労働者派遣と請負との関係(偽装請負とは)
請負とは
民法第632条に請負について次のように定められています。
民法
(請負)
第六百三十二条 請負は、当事者の一方がある仕事を完成することを約し、相手方がその仕事の結果に対してその報酬を支払うことを約することによって、その効力を生ずる。
すなわち、請負人(請負会社)がある仕事を完成させることを約束し、注文主がその仕事の結果に対してその報酬を支払うことを約束することによって、請負契約が成立します。
通常、請負会社は、労働者を雇用してその仕事を完成させるため、この請負契約の関係は下図のようになります。
請負契約関係
図にもあるように、請負会社は仕事の完成を請負いますので、その雇用する労働者に対して指揮命令して、仕事を完成させます。注文主が請負会社の労働者を直接、指揮命令することは、原則ありません。(直接指揮命令した場合は、請負契約とみなされず、偽装請負となります。)
労働者派遣事業と請負により行われる事業の関係
労働者派遣事業ではなく、請負により行われる事業に該当すると判断されるためには、次の2つの条件を満たす必要があります。
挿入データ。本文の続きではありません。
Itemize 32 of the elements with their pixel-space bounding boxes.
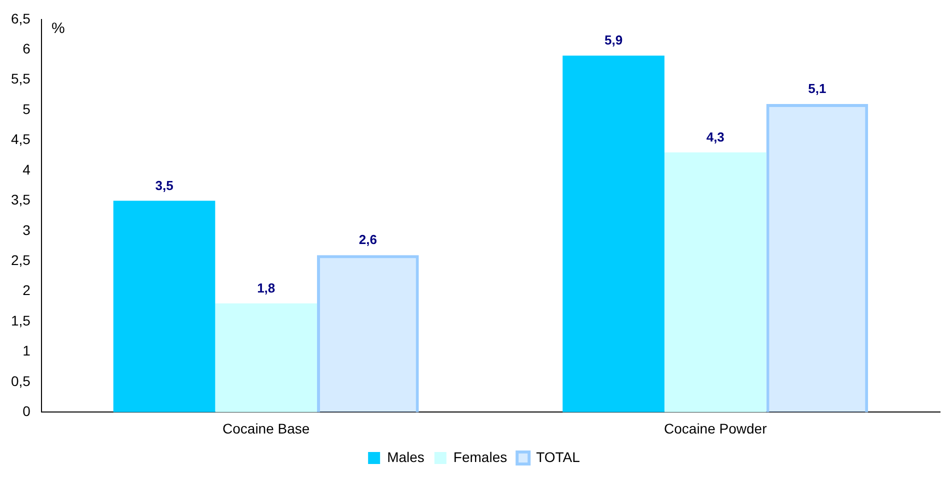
y-tick-label: 1 xyxy=(22,342,31,359)
bar xyxy=(664,152,766,412)
x-tick-label: Cocaine Powder xyxy=(664,420,768,436)
y-tick-label: 5,5 xyxy=(10,70,31,87)
data-label: 5,1 xyxy=(808,81,826,96)
y-tick-label: 3,5 xyxy=(10,192,31,208)
data-label: 5,9 xyxy=(604,32,623,48)
y-tick-label: 4,5 xyxy=(10,131,31,148)
legend-label: Males xyxy=(387,448,424,465)
bar xyxy=(317,255,419,412)
data-label: 1,8 xyxy=(257,280,276,296)
y-tick-label: 4 xyxy=(22,161,31,178)
x-tick-label: Cocaine Base xyxy=(222,420,310,436)
y-tick-label: 1,5 xyxy=(10,312,31,328)
data-label: 4,3 xyxy=(706,129,724,144)
y-tick-label: 6,5 xyxy=(10,10,31,26)
bar xyxy=(562,56,664,412)
y-tick-label: 2 xyxy=(22,282,31,298)
data-label: 2,6 xyxy=(358,232,377,248)
legend-label: TOTAL xyxy=(536,448,580,465)
y-tick-label: 0 xyxy=(22,403,31,420)
bar xyxy=(113,200,216,412)
bar xyxy=(766,104,868,412)
y-tick-label: 6 xyxy=(22,40,31,56)
y-tick-label: 2,5 xyxy=(10,252,31,268)
y-tick-label: 3 xyxy=(22,222,31,238)
bar xyxy=(215,303,318,412)
y-axis-title: % xyxy=(51,20,65,38)
y-tick-label: 5 xyxy=(22,100,31,117)
legend-label: Females xyxy=(453,448,508,465)
y-tick-label: 0,5 xyxy=(10,372,31,389)
data-label: 3,5 xyxy=(155,178,174,193)
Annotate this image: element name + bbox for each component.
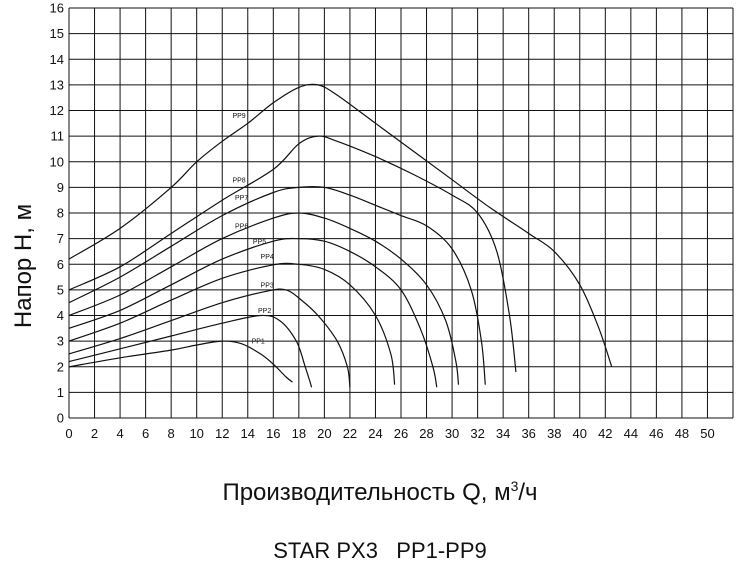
x-tick-label: 46 (649, 426, 663, 441)
x-tick-label: 24 (368, 426, 382, 441)
y-tick-label: 8 (57, 206, 64, 221)
y-tick-label: 9 (57, 180, 64, 195)
x-tick-label: 50 (700, 426, 714, 441)
y-tick-label: 13 (50, 77, 64, 92)
series-curve-pp2 (68, 314, 313, 388)
x-tick-label: 22 (343, 426, 357, 441)
x-tick-label: 40 (573, 426, 587, 441)
chart-title: STAR PX3 PP1-PP9 (273, 538, 487, 563)
x-tick-label: 32 (470, 426, 484, 441)
y-tick-label: 4 (57, 308, 64, 323)
series-curve-pp1 (68, 340, 293, 383)
x-tick-label: 6 (142, 426, 149, 441)
y-tick-label: 3 (57, 334, 64, 349)
y-tick-label: 6 (57, 257, 64, 272)
y-tick-label: 10 (50, 154, 64, 169)
x-tick-label: 2 (91, 426, 98, 441)
series-curve-pp4 (68, 262, 396, 385)
y-tick-label: 1 (57, 385, 64, 400)
x-tick-label: 20 (317, 426, 331, 441)
x-tick-label: 18 (292, 426, 306, 441)
x-tick-label: 38 (547, 426, 561, 441)
x-axis-label-text: Производительность Q, м (222, 479, 511, 506)
series-curve-pp9 (68, 83, 613, 367)
y-tick-label: 15 (50, 26, 64, 41)
series-label-pp4: PP4 (261, 254, 274, 261)
series-label-pp1: PP1 (252, 339, 265, 346)
series-label-pp8: PP8 (232, 177, 245, 184)
x-tick-label: 42 (598, 426, 612, 441)
grid (68, 7, 734, 419)
x-axis-label-sup: 3 (510, 478, 519, 494)
x-tick-label: 8 (168, 426, 175, 441)
x-tick-label: 12 (215, 426, 229, 441)
series-label-pp5: PP5 (253, 239, 266, 246)
x-tick-label: 26 (394, 426, 408, 441)
x-axis-label: Производительность Q, м3/ч (150, 478, 610, 507)
x-tick-label: 4 (116, 426, 123, 441)
series-label-pp6: PP6 (235, 223, 248, 230)
x-tick-label: 10 (189, 426, 203, 441)
y-tick-label: 14 (50, 52, 64, 67)
x-tick-label: 28 (419, 426, 433, 441)
y-tick-label: 16 (50, 1, 64, 16)
curves (68, 83, 613, 388)
series-curve-pp6 (68, 212, 460, 385)
series-label-pp9: PP9 (232, 113, 245, 120)
x-axis-label-suffix: /ч (518, 479, 538, 506)
y-tick-label: 5 (57, 282, 64, 297)
x-tick-label: 16 (266, 426, 280, 441)
series-label-pp2: PP2 (258, 308, 271, 315)
series-labels: PP1 PP2 PP3 PP4 PP5 PP6 PP7 PP8 PP9 (232, 113, 273, 346)
x-tick-label: 48 (675, 426, 689, 441)
x-tick-label: 44 (624, 426, 638, 441)
x-tick-label: 14 (241, 426, 255, 441)
series-label-pp7: PP7 (235, 195, 248, 202)
series-curve-pp3 (68, 288, 351, 388)
y-axis-label: Напор H, м (10, 203, 37, 329)
series-curve-pp7 (68, 185, 486, 385)
y-tick-label: 11 (51, 129, 65, 144)
y-tick-label: 2 (57, 359, 64, 374)
series-label-pp3: PP3 (261, 282, 274, 289)
y-tick-label: 0 (57, 411, 64, 426)
x-tick-label: 30 (445, 426, 459, 441)
y-tick-label: 7 (57, 231, 64, 246)
series-curve-pp5 (68, 237, 438, 388)
series-curve-pp8 (68, 135, 517, 372)
x-tick-label: 34 (496, 426, 510, 441)
x-ticks: 0 2 4 6 8 10 12 14 16 18 20 22 24 26 28 30 32 34 36 38 40 42 4… (65, 426, 714, 441)
y-tick-label: 12 (50, 103, 64, 118)
x-tick-label: 0 (65, 426, 72, 441)
x-tick-label: 36 (521, 426, 535, 441)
- 労働者の労働力を事業主が自ら直接利用すること、すなわち、その労働者の作業の遂行について、事業主が直接指揮監督のすべてを行うこと
- 業務を自己の業務として注文主から独立して処理すること、すなわち、その業務が事業主の業務として、その有する能力に基づいて自己の責任の下に処理されること
具体的には、「
労働者派遣事業と請負により行われる事業との区分に関する基準」(昭和61年労働省告示第37号)に基づいて判断されます。
なお、請負会社は、労働者派遣を受けて、派遣労働者を用いて、請負により事業を行うことは、当然可能です。